Gov. Luther Hodges poses with state Civil Defense director Edward F. Griffin in fallout shelter underneath the Executive Mansion. Image from the N.C. Museum of History

Gov. Luther Hodges poses with state Civil Defense director Edward
F. Griffin in fallout shelter underneath the Executive Mansion. Image from the N.C. Museum of History

On January 24, 1961, a B-52G Stratofortress Bomber carrying two nuclear weapons crashed in rural Wayne County, 10 miles northeast of Seymour Johnson Air Force Base.

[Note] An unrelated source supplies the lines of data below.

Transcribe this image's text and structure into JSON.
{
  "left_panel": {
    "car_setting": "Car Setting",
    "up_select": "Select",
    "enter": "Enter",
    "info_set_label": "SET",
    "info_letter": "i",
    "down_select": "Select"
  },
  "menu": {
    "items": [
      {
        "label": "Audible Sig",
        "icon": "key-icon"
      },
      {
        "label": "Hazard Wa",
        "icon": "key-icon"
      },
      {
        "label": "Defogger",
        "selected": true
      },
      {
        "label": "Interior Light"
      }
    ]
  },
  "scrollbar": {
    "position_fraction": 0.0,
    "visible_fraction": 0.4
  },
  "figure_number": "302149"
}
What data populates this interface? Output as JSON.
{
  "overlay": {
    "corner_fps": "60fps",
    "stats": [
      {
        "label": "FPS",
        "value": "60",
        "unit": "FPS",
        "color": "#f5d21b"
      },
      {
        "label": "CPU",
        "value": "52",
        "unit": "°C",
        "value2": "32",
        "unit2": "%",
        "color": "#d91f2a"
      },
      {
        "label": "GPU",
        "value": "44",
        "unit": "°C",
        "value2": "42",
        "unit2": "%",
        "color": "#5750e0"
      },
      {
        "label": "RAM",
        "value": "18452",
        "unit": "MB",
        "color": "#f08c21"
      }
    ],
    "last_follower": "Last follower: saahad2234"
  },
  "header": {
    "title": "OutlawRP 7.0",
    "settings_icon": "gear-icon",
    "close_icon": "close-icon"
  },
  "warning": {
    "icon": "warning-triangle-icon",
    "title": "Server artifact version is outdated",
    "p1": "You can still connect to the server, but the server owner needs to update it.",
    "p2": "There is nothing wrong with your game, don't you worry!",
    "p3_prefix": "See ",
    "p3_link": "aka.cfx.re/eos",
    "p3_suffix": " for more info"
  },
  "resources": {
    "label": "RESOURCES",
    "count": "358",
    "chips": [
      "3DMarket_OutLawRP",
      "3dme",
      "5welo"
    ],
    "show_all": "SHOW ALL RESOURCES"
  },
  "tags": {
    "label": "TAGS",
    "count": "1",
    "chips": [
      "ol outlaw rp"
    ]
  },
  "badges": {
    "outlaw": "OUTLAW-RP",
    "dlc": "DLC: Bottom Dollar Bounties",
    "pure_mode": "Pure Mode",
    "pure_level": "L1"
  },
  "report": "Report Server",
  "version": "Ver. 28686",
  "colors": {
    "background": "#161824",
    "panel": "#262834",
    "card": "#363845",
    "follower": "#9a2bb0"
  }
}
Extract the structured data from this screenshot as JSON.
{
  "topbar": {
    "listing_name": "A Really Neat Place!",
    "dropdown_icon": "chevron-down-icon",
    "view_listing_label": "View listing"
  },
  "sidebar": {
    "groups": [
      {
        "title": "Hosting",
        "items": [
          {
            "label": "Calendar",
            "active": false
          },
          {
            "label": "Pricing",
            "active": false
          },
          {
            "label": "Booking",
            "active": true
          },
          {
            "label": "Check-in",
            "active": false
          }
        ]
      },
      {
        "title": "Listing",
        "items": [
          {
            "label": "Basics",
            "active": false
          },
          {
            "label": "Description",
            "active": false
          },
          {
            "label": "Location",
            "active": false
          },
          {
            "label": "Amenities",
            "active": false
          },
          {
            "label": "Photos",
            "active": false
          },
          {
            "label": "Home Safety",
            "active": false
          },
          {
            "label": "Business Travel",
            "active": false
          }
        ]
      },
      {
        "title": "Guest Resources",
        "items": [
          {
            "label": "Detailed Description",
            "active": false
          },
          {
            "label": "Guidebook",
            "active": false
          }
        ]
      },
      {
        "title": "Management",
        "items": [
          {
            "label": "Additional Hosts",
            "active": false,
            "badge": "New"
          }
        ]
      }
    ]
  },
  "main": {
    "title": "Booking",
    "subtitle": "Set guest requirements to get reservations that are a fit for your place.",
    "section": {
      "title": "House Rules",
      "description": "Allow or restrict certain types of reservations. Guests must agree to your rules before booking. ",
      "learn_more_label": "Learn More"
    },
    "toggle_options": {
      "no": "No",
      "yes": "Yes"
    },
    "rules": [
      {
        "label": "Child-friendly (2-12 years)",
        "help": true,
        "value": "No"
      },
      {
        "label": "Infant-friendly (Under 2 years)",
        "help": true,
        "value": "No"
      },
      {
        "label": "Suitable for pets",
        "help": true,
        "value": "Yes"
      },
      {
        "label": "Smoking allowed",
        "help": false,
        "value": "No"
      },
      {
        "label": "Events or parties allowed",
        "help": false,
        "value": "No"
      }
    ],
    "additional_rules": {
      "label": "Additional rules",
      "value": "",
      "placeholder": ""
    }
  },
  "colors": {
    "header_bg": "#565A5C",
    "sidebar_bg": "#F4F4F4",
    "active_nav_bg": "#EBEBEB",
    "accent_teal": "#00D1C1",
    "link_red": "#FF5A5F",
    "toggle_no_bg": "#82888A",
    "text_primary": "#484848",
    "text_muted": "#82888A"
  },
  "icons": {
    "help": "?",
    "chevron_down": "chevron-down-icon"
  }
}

At the height of the Cold War, U.S. policy was to keep armed nuclear aircraft in the air at all times in the event of a conflict.

Internal structural damage had begun inside the right wing of the doomed plane during refueling. During preparation for landing at Seymour Johnson, a major structural failure of the right wing occurred and the aircraft exploded at 8,000 feet. Three members of the eight-man crew were killed.

A 1959 guide to the construction of fallout shelters, now held by the N.C. Museum of History

A 1959 guide to the construction of
fallout shelters, now held by the N.C. Museum of History

As a result of the breakup of the plane, two nuclear weapons were released. Seven of the eight arming, fusing and firing switches and devices in one bomb automatically activated. Only a crew-controlled switch prevented a nuclear detonation. Since its parachute deployed, one bomb had only minor damage when it fell about a mile from the crash site. The second bomb fell free, without its parachute deploying, and broke apart on impact.

Historians believe that the Goldsboro incident was one of the closest near-disasters related to the Cold War because safety interlocks on the weapons failed, having gone through all of the steps to detonate, save one.